Я сталъ разбирать нѣкоторыя — примѣнительно къ Пиголицѣ — теоріи учебы, изворачиванія и устройства. Середа одобрительно поддакивалъ. Это были приспособленческія теоріи — ничего другого я Пиголицѣ предложить не могъ. Пиголица слушалъ мрачно, ковыряя зубиломъ столъ. Не было видно — согласенъ ли онъ со мною и съ Середой, или не согласенъ.
Въ кабинку вошли Ленчикъ съ Акульшинымъ...
— Ну вотъ, — весело сказалъ Ленчикъ, — уговорилъ папашку. Ахъ, ты, Господи...
Акульшинъ потоптался.
— Ты ужъ, парнишка, не серчай... Жизнь такая, что хоть себѣ самому въ глотку цѣпляйся.
Пиголица устало пожалъ плечами.
— Ну, что-жъ, хозяинъ, — обратился Акульшинъ ко мнѣ, — домой что ли поѣдемъ. Такая тьма — никто не увидитъ...
Нужно было ѣхать — а то могли бы побѣгъ припаять. Я поднялся. Попрощались. Уходя, Акульшинъ снова потоптался у дверей и потомъ сказалъ:
— А ты, парнекъ, главное — учись. Образованіе — это... Учись...
— Да, ужъ тутъ — хоть кровь изъ носу... — угрюмо отвѣтилъ Пиголица... — Такъ ты, Юрка, завтра забѣжишь?
— Обязательно, — сказалъ Юра.
Мы вышли.
НА ВЕРХАХЪ
ИДИЛЛІЯ КОНЧАЕТСЯ
Наше — по лагернымъ масштабамъ идиллическое — житье на третьемъ лагпунктѣ оказалось, къ сожалѣнію, непродолжительнымъ. Виноватъ былъ я самъ.
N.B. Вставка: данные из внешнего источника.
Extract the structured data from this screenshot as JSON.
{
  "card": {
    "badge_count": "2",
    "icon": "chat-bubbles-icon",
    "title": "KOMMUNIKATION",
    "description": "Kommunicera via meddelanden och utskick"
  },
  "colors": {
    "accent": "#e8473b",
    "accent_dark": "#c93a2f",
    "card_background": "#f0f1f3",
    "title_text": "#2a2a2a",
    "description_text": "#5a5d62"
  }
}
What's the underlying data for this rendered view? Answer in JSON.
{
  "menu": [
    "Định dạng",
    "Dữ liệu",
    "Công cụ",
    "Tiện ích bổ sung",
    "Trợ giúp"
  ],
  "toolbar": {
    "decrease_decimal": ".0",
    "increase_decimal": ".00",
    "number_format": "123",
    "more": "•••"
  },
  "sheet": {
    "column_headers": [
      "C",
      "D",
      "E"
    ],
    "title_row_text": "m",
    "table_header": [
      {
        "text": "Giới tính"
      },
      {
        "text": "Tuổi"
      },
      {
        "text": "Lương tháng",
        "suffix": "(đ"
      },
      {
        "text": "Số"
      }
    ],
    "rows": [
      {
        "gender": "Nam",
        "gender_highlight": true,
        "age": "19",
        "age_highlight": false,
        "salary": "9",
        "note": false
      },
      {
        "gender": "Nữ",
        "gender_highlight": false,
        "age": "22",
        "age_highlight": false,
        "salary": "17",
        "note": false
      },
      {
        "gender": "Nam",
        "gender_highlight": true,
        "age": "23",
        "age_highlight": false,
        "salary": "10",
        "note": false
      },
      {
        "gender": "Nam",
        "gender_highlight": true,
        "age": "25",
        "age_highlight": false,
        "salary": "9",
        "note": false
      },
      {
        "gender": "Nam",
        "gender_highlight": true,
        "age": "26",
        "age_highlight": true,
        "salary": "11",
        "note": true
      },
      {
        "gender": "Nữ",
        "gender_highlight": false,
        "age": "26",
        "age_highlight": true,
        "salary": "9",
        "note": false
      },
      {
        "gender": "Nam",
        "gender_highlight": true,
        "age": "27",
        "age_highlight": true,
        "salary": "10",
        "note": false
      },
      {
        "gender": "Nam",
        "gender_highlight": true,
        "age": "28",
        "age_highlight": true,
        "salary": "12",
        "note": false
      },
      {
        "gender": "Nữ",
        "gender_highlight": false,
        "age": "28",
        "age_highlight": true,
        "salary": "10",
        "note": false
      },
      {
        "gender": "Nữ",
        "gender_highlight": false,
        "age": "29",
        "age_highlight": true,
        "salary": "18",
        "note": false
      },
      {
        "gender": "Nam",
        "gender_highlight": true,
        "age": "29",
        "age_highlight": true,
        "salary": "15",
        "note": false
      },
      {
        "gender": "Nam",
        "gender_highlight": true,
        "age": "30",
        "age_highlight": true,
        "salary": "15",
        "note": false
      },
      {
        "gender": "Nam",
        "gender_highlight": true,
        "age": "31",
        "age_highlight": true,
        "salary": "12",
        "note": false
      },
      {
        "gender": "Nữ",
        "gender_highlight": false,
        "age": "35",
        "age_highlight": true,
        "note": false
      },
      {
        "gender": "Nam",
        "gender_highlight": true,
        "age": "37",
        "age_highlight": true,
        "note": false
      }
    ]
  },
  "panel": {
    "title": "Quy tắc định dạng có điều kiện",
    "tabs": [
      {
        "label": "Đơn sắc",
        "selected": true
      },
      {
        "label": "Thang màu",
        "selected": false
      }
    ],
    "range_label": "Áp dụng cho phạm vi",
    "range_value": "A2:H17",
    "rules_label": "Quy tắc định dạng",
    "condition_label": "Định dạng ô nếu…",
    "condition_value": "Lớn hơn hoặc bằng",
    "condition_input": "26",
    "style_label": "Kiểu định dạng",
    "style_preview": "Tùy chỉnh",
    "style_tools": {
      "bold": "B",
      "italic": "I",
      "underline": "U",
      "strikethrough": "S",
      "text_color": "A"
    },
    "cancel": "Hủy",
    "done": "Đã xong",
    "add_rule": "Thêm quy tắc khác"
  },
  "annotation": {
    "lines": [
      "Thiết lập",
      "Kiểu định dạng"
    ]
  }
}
Не нужно было запугивать завѣдующаго снабженіемъ теоріями троцкисткаго загиба, да еще въ примѣненіи оныхъ теорій къ полученію сверхударнаго обѣда, не нужно было посылать начальника колонны въ нехорошее мѣсто. Нужно было сидѣть, какъ мышь подъ метлой и не рипаться. Нужно было сдѣлаться какъ можно болѣе незамѣтнымъ...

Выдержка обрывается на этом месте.